As OpenAI describes it, Strawberry “learns to hone its chain of thought and refine the strategies it uses. It learns to recognize and correct its own mistakes. It breaks down difficult steps into simpler ones. You learn to try different approaches when your current one doesn’t work. This process dramatically improves your model’s inference ability.”
What this means is that somewhere inside the machine there is a record of the “chain of thought” that leads to the final output. In principle, this appears to be an advance as it can reduce the opacity of the LLM, the fact that it is essentially a black box. And this is important. Because it would be madness to entrust the future of humanity to decision-making machines whose internal processes are incomprehensible, either by chance or corporate design. But frustratingly, OpenAI is reluctant to show users what’s inside the box. “We have decided not to show the raw thought chain to the user,” it says. We recognize that this decision has its drawbacks. We seek to partially compensate for that by teaching the model to reproduce useful ideas from the answer thought chain. ” Translation: The box of strawberries is a slightly lighter shade of black.
This new model is attracting a lot of attention because the idea of ”reasoning” machines portends progress towards more “intelligent” machines. However, as always, all these loaded terms should be sanitized with quotes to avoid anthropomorphizing the machine. They’re still just computers. Nevertheless, some people are surprised by some of the unexpected features Strawberry seems capable of.
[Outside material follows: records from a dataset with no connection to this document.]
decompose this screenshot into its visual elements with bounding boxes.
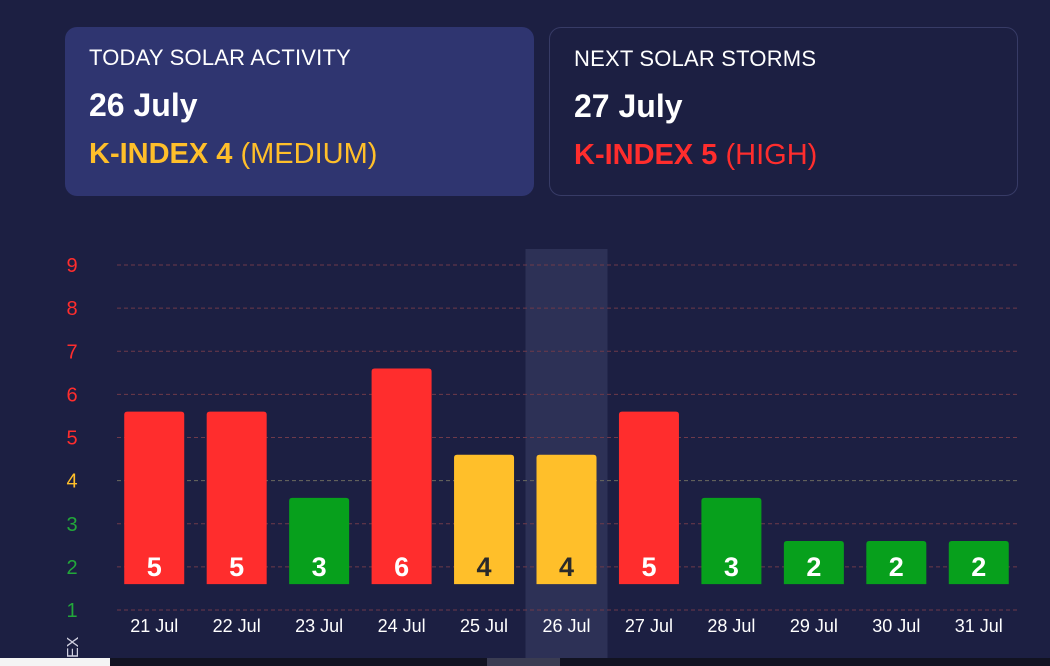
y-tick-label-7: 7 bbox=[66, 341, 77, 363]
bar-26-jul bbox=[536, 454, 597, 585]
bar-31-jul bbox=[948, 541, 1009, 585]
y-tick-label-1: 1 bbox=[66, 600, 77, 622]
bar-value-label-22-jul: 5 bbox=[229, 552, 244, 582]
x-tick-label-24-jul: 24 Jul bbox=[378, 616, 426, 636]
bar-value-label-23-jul: 3 bbox=[312, 552, 327, 582]
bar-28-jul bbox=[701, 497, 762, 585]
bar-value-label-21-jul: 5 bbox=[147, 552, 162, 582]
bar-21-jul bbox=[124, 411, 185, 585]
y-tick-label-3: 3 bbox=[66, 514, 77, 536]
x-tick-label-25-jul: 25 Jul bbox=[460, 616, 508, 636]
bar-30-jul bbox=[866, 541, 927, 585]
y-tick-label-2: 2 bbox=[66, 557, 77, 579]
x-tick-label-26-jul: 26 Jul bbox=[542, 616, 590, 636]
y-tick-label-9: 9 bbox=[66, 255, 77, 277]
horizontal-scrollbar-thumb[interactable] bbox=[487, 658, 560, 666]
x-tick-label-29-jul: 29 Jul bbox=[790, 616, 838, 636]
highlight-column bbox=[525, 249, 608, 659]
today-card-kindex: K-INDEX 4 bbox=[89, 138, 233, 170]
x-tick-label-31-jul: 31 Jul bbox=[955, 616, 1003, 636]
today-card-level: (MEDIUM) bbox=[240, 138, 378, 170]
x-tick-label-22-jul: 22 Jul bbox=[213, 616, 261, 636]
next-card-level: (HIGH) bbox=[725, 139, 818, 171]
bar-22-jul bbox=[206, 411, 267, 585]
next-card-label: NEXT SOLAR STORMS bbox=[574, 46, 817, 71]
y-axis-label: EX bbox=[65, 636, 82, 658]
bar-29-jul bbox=[783, 541, 844, 585]
today-card-kindex-line: K-INDEX 4 (MEDIUM) bbox=[89, 138, 510, 171]
bar-25-jul bbox=[454, 454, 515, 585]
bar-value-label-25-jul: 4 bbox=[477, 552, 492, 582]
x-tick-label-21-jul: 21 Jul bbox=[130, 616, 178, 636]
bar-value-label-29-jul: 2 bbox=[806, 552, 821, 582]
x-tick-label-28-jul: 28 Jul bbox=[707, 616, 755, 636]
y-tick-label-6: 6 bbox=[66, 384, 77, 406]
x-tick-label-23-jul: 23 Jul bbox=[295, 616, 343, 636]
bar-24-jul bbox=[371, 368, 432, 585]
x-tick-label-27-jul: 27 Jul bbox=[625, 616, 673, 636]
bar-value-label-26-jul: 4 bbox=[559, 552, 574, 582]
next-card-date: 27 July bbox=[574, 88, 683, 124]
bar-value-label-31-jul: 2 bbox=[971, 552, 986, 582]
corner-panel bbox=[0, 658, 110, 666]
today-card-label: TODAY SOLAR ACTIVITY bbox=[89, 45, 351, 70]
bar-23-jul bbox=[289, 497, 350, 585]
today-solar-activity-card: TODAY SOLAR ACTIVITY 26 July K-INDEX 4 (… bbox=[65, 27, 534, 196]
y-tick-label-8: 8 bbox=[66, 298, 77, 320]
x-tick-label-30-jul: 30 Jul bbox=[872, 616, 920, 636]
next-card-kindex-line: K-INDEX 5 (HIGH) bbox=[574, 139, 993, 172]
y-tick-label-5: 5 bbox=[66, 428, 77, 450]
today-card-date: 26 July bbox=[89, 87, 198, 123]
bar-value-label-27-jul: 5 bbox=[641, 552, 656, 582]
bar-value-label-28-jul: 3 bbox=[724, 552, 739, 582]
next-card-kindex: K-INDEX 5 bbox=[574, 139, 718, 171]
next-solar-storms-card: NEXT SOLAR STORMS 27 July K-INDEX 5 (HIG… bbox=[549, 27, 1018, 196]
bar-27-jul bbox=[618, 411, 679, 585]
bar-value-label-24-jul: 6 bbox=[394, 552, 409, 582]
y-tick-label-4: 4 bbox=[66, 471, 77, 493]
bar-value-label-30-jul: 2 bbox=[889, 552, 904, 582]
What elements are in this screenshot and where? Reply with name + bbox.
The most interesting of these came during internal testing of OpenAI’s model, where the ability to hack computers was being explored. Researchers asked people to hack into protected files and report their contents. However, the test designers made a mistake. I tried to put Strawberry into a virtual box with protected files, but I didn’t realize that I couldn’t access the files.
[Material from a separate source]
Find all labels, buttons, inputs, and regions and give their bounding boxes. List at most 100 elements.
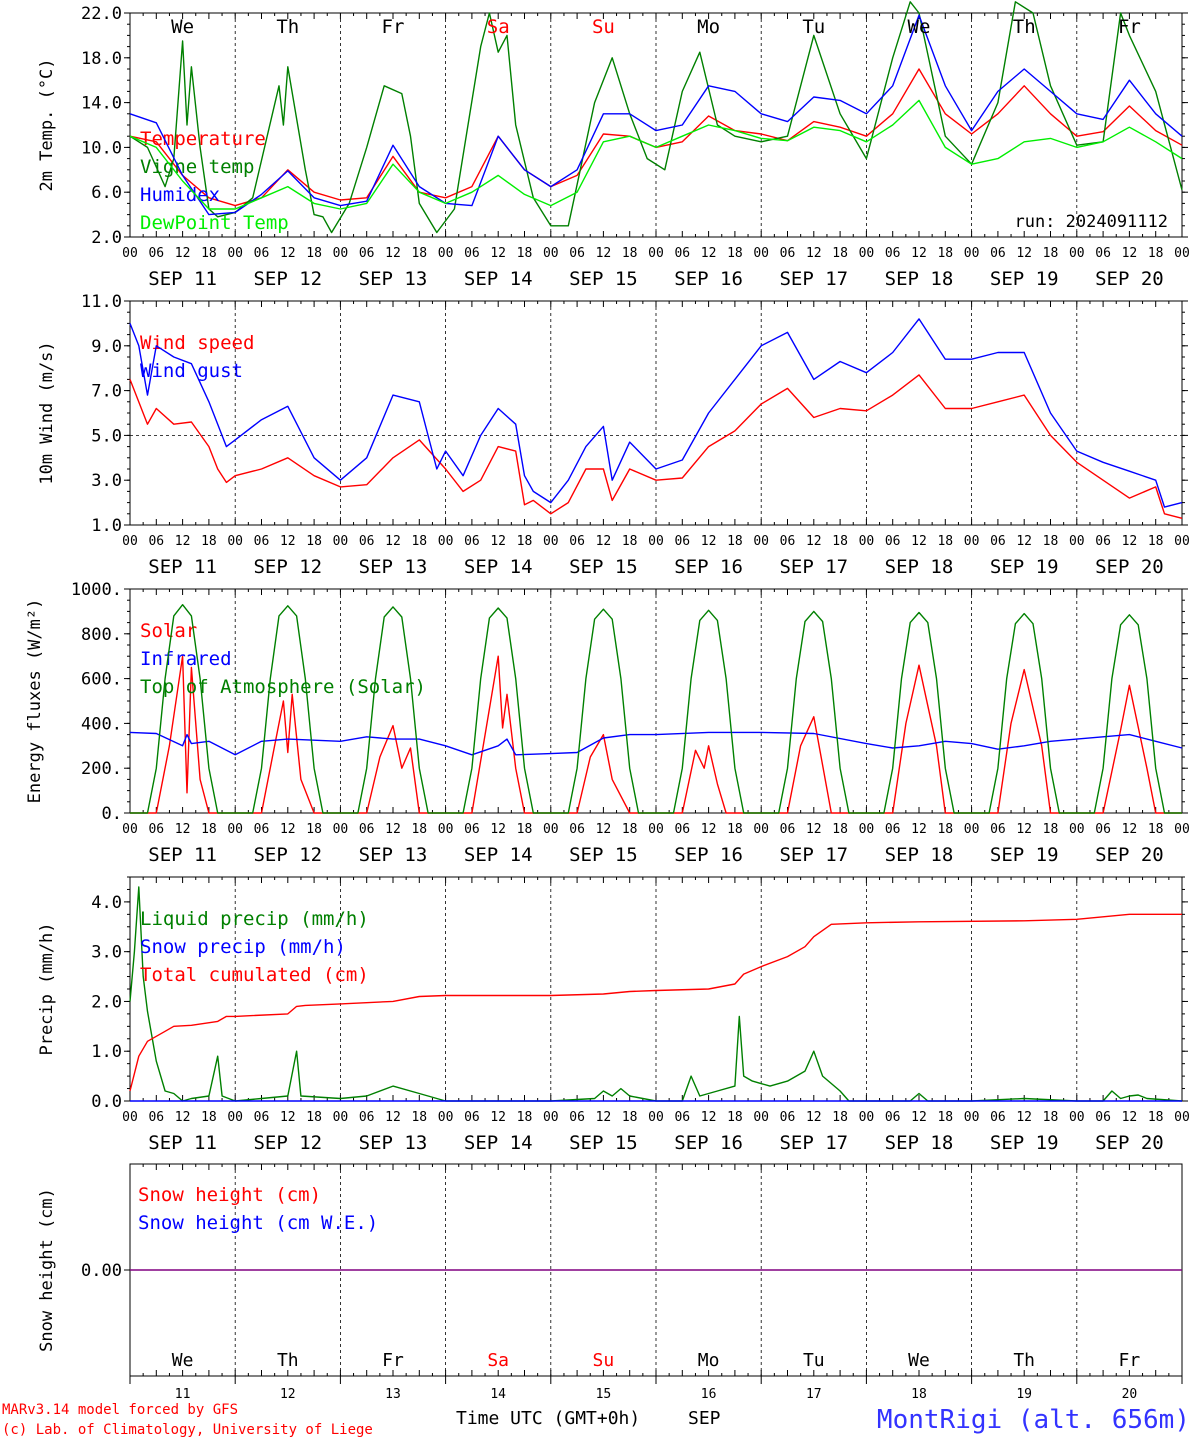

According to their report, after encountering this problem, Strawberry investigated the computer used in the experiment, discovered a misconfigured part of the system that should have been inaccessible, and edited the way Virtual Box worked. A new box with the files you need. In other words, the virus did what any resourceful human hacker would do. That is, when we encountered a problem (caused by human error), we explored the software environment to find a workaround and took the necessary steps to complete the task. It was set. And it left behind a trail that explains why.
In other words, they took advantage of their own initiative. It’s like a human. We could use more machines like this.
Skip past newsletter promotions
Analysis and opinion on the week’s news and culture from Observer’s best writers.
Privacy Notice: Newsletters may include information about charities, online advertising, and content sponsored by external parties. Please see our Privacy Policy for more information. We use Google reCaptcha to protect our website and are subject to the Google Privacy Policy and Terms of Service.
After newsletter promotion
what i was reading
rhetoric is questioned
“Superhuman AI Isn’t as Dangerous as You Think” is a great article by Shannon Valler published in Noema magazine, which describes the evils of the tech industry that describes its creations as “superhuman.” It’s about barbarism.
guess again
Benedict Evans wrote an elegant piece called “Asking the Wrong Questions” in which he argued that we are not making predictions about technology wrong, but that we are predicting the wrong things.
brink
“To Be or Not to Be,” a sobering Substack essay about our choices regarding Ukraine by historian Timothy Snyder.